The organizers acknowledged the tremendous debt the area owes to Ralph and Eugenia Bangay, who created and maintain Brighton's historic Memory Junction Museum, popular with locals and tourists alike. Even Jimmy Wales is talking about the place on Wikipedia! This past year, a group of volunteers have stepped forward to keep the place rolling (oops, hands up, Fletch!) Here's an account of a fun and fruitful fund-raiser in August. I'm not alone in hoping for official recognition and a solid future for this museum. Must we leave the citizens to preserve a town and municipality's history?

The  Saturday event was a showcase of exhibitors all with a history perspective. The usual suspects of course. Researcher/author/genealogist Dan Buchanan, Susan Brose, another formidable Brighton history researcher/writer , event producer and history stalwart Dot Connelly and other principals in period costume.
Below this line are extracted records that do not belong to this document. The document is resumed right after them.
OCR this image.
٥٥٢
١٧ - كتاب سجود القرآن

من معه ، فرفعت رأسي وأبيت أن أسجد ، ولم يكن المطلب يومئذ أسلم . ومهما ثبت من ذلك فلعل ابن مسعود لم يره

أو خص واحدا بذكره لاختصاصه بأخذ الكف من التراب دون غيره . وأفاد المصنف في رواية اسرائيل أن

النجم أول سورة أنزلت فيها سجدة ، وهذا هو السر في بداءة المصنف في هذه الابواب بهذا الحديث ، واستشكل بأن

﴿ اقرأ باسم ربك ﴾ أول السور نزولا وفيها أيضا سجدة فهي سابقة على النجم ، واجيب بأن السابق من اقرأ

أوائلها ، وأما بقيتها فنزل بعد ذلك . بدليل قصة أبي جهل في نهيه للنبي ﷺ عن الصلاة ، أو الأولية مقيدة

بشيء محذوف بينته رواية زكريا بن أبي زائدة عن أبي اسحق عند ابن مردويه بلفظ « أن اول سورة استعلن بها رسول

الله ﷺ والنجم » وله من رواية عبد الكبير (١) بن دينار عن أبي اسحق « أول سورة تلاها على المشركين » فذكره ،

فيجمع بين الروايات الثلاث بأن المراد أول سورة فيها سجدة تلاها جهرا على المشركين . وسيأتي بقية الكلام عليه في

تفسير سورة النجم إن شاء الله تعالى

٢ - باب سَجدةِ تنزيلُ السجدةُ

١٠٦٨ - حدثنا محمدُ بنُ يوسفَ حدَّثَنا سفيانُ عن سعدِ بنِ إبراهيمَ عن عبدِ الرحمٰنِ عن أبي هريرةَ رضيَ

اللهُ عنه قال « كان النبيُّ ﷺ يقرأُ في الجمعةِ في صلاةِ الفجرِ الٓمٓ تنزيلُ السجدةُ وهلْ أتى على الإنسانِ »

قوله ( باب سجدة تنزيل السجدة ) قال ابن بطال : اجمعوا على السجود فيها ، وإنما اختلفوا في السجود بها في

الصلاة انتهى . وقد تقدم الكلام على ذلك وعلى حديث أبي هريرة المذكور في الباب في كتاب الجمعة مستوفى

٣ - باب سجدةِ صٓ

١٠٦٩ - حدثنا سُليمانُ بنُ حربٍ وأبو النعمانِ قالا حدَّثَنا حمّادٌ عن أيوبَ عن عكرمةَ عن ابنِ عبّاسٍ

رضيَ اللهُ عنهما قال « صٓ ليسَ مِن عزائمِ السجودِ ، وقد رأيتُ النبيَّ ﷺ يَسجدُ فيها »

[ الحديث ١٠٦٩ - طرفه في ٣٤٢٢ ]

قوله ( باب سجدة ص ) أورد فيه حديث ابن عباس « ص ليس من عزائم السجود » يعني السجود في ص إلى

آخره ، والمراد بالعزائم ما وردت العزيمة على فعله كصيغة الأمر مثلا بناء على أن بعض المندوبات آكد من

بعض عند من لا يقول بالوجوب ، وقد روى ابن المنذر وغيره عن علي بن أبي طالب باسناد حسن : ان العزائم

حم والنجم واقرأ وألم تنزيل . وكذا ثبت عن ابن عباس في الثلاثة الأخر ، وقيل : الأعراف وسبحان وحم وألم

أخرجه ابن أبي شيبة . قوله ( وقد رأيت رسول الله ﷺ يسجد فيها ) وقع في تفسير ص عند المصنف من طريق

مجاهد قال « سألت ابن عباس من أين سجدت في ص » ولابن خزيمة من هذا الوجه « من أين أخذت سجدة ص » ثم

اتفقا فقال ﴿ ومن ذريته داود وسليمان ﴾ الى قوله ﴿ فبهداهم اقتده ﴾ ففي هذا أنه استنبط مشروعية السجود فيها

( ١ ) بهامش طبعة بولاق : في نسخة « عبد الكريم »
I met the authors of an area apple growing history, talked to the folks dedicated to keeping Proctor House astonishing, the volunteers working to preserve Presqu'ile's iconic lighthouse, and the Friends of Prequ'ile. Notice a 'volunteer' theme to this account?

I set out with the intent (and the $20) to purchase Susan Brose's impressive History of Brighton Businesses 1816 - 2009. But there were so many  folks selling raffle tickets....and my money dribbled away on good causes. The book will have to wait til next visit to my new favourite town (yes Mark I know. They can't all be favourites.)

All this and more! As soon as I arrived at home, I received a call from a lovely woman who informed me that my tiny contribution toward a ticket won me a Provincial Parks season pass! (Considering that we have 8 or 9 weeks of PP camping planned for this summer, it will get good use.) So, thanks Friends of Presqu'ile! If you have ever enjoyed this outstanding provincial park, you will have tasted some of the fruit of this group's hard work - from the magnificent boardwalk, to the NHE programs, to the tree-planting and trail maintenance. And if you have, you ought to become a member, and give back a wee bit in return. Attend the Waterfowl Weekend March 19 and 20, 10 to 4 to welcome some weary migrants.

Spent some time with the volunteers behind the Brighton Digital Archives project which my CQL editor Catherine Stutt and all-round fine sort Dennis Fletcher (he of Quinte Sailability) are working on, out of the history hub at Hilton Hall. Hmmm. Has alliterative potential that even corny old me will pass on.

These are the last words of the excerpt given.